Os desafios da saúde no DF: para além das ações emergenciais

Por Maria Fátima de Sousa

O Distrito Federal é a unidade da federação mais desigual, segundo o IBGE (2010). Desigualdade vista a céu aberto em suas diferentes expressões, desde os altos índices de violência urbana, desemprego, ausências de efetivas políticas públicas de segurança, habitação, transporte, alimentação e nutrição (seguras e adequadas), educação, proteção ao meio ambiente, cultura, lazer, e acesso e posse de terras públicas.

Esse mosaico de miséria se amplia quando os primeiros sinais dos governos rumam para reafirmação de uma cultura política populista. A ela se adicionam velhas práticas de moeda de troca em nome da governabilidade. Tudo isso faz muito mal à saúde pública, que, historicamente, sofre de privatizações por dentro e por fora. Por dentro, quando os próprios governantes incentivam a compra de planos de “saúde”. Por fora quando entrega sua responsabilidade de gerir o SUS a terceiros. Ambos evidenciam a falta de confiança em seu próprio trabalho (aquilo que faço não serve para mim), e a consequente instalação do caos na rede dos serviços públicos de saúde, acendendo às luzes vermelhas para o velho discurso de “choques de gestão”. Portanto, evocando ações emergenciais. SOS de variadas naturezas, mas de um único sistema de ideias: a de entregar o que é de todos ao usufruto de uns.

E assim, há 30 anos, a maior política social do país: o Sistema Único de Saúde (SUS), não é implantado verdadeiramente no DF. Descumprem o dever do Estado no atendimento das necessidades e direitos humanos básicos segundo o artigo 6º da Constituição Federal, que trata dos Direitos Sociais (CF, 1988). E aqui não cabe falácia, pois a presença do setor privado deve ser em caráter complementar, por contrato ou convênio com terceiros, desde que comprovada a insuficiência dos serviços pelos entes públicos responsáveis pela saúde (art. 24 da Lei 8.080/90).

O Estado deve garantir o acesso universal aos bens e serviços essenciais à dignidade humana, não garantida pelo mercado. E quando necessária a presença do mercado, o Estado deve assumir seu papel de regular e proteger a saúde. O que não se aplica ao DF, por apresentar em sua rede assistencial condições humanas, tecnológicas e de infraestrutura para cumprir as obrigações Constitucionais.

Recordemos um episódio de 2008, quando o então governador José Roberto Arruda anunciou que o Hospital Regional de Santa Maria seria administrado por uma Organização Social.
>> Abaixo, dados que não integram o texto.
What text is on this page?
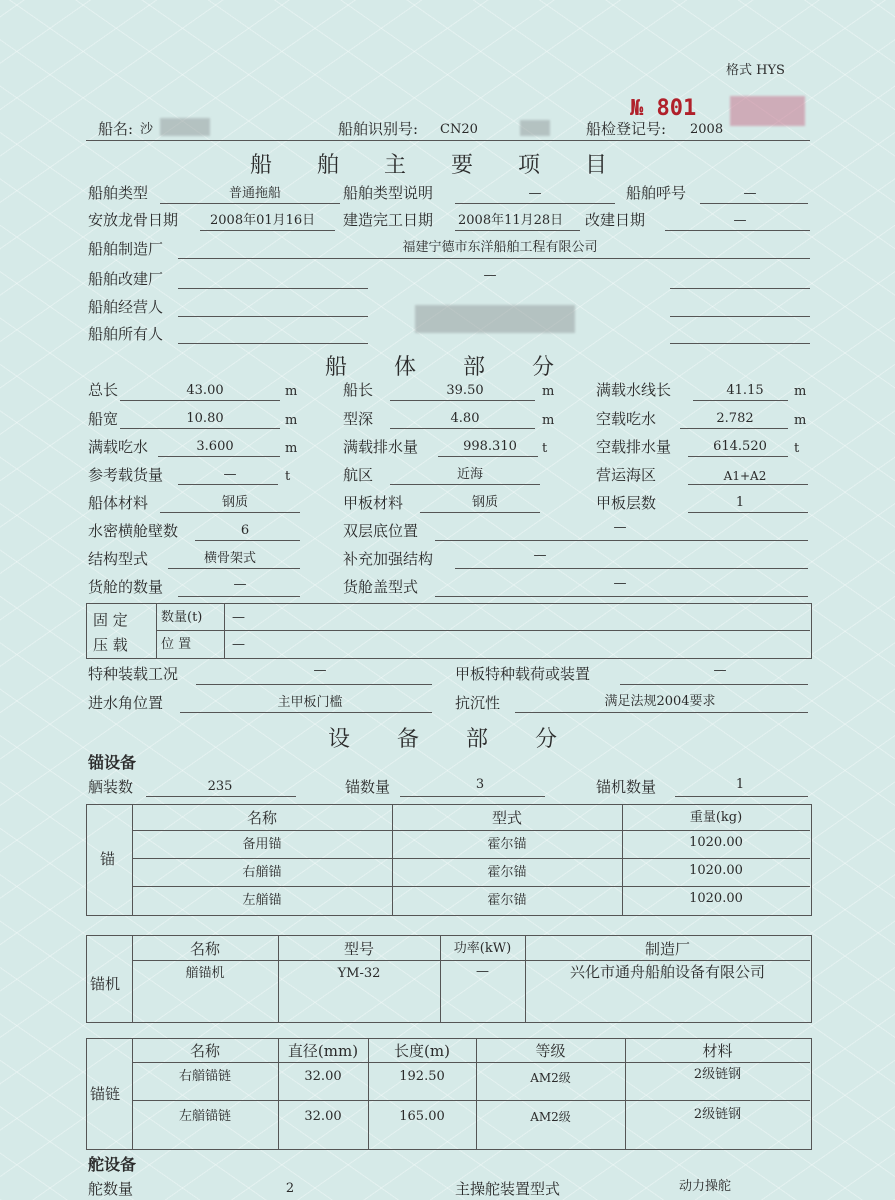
格式 HYS
№ 801
船名: 沙	船舶识别号: CN20	船检登记号: 2008
船 舶 主 要 项 目
船舶类型	普通拖船	船舶类型说明	—	船舶呼号	—
安放龙骨日期 2008年01月16日 建造完工日期 2008年11月28日 改建日期	—
船舶制造厂	福建宁德市东洋船舶工程有限公司
船舶改建厂	—
船舶经营人
船舶所有人
船 体 部 分
总长	43.00	m	船长	39.50	m	满载水线长	41.15	m
船宽	10.80	m	型深	4.80	m	空载吃水	2.782	m
满载吃水	3.600	m	满载排水量	998.310	t	空载排水量	614.520	t
参考载货量	—	t	航区	近海	营运海区	A1+A2
船体材料	钢质	甲板材料	钢质	甲板层数	1
水密横舱壁数	6	双层底位置	—
结构型式	横骨架式	补充加强结构	—
货舱的数量	—	货舱盖型式	—
固 定
压 载
数量(t) —
位 置	—
特种装载工况	—	甲板特种载荷或装置	—
进水角位置	主甲板门槛	抗沉性	满足法规2004要求
设 备 部 分
锚设备
舾装数	235	锚数量	3	锚机数量	1
锚
名称	型式	重量(kg)
备用锚	霍尔锚	1020.00
右艏锚	霍尔锚	1020.00
左艏锚	霍尔锚	1020.00
锚机
名称	型号	功率(kW)	制造厂
艏锚机	YM-32	—	兴化市通舟船舶设备有限公司
锚链
名称	直径(mm)	长度(m)	等级	材料
右艏锚链	32.00	192.50	AM2级	2级链钢
左艏锚链	32.00	165.00	AM2级	2级链钢
舵设备
舵数量	2	主操舵装置型式	动力操舵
Os movimentos sociais e acadêmicos logo questionaram e lutaram de forma combativa contra a privatização do Hospital. De igual maneira, em 2018, fui uma das vozes que mais soaram em defesa do SUS, e contra o modelo de gestão do Hospital de Base.

As palavras do atual governador, em campanha, prometeram fazer o mesmo. No ato de sua posse e durante visitas ao Ministério da Saúde, já mudou de ideia. Palavras aos ele poderá responder àqueles que votaram em confiança às “promessas” assumidas publicamente.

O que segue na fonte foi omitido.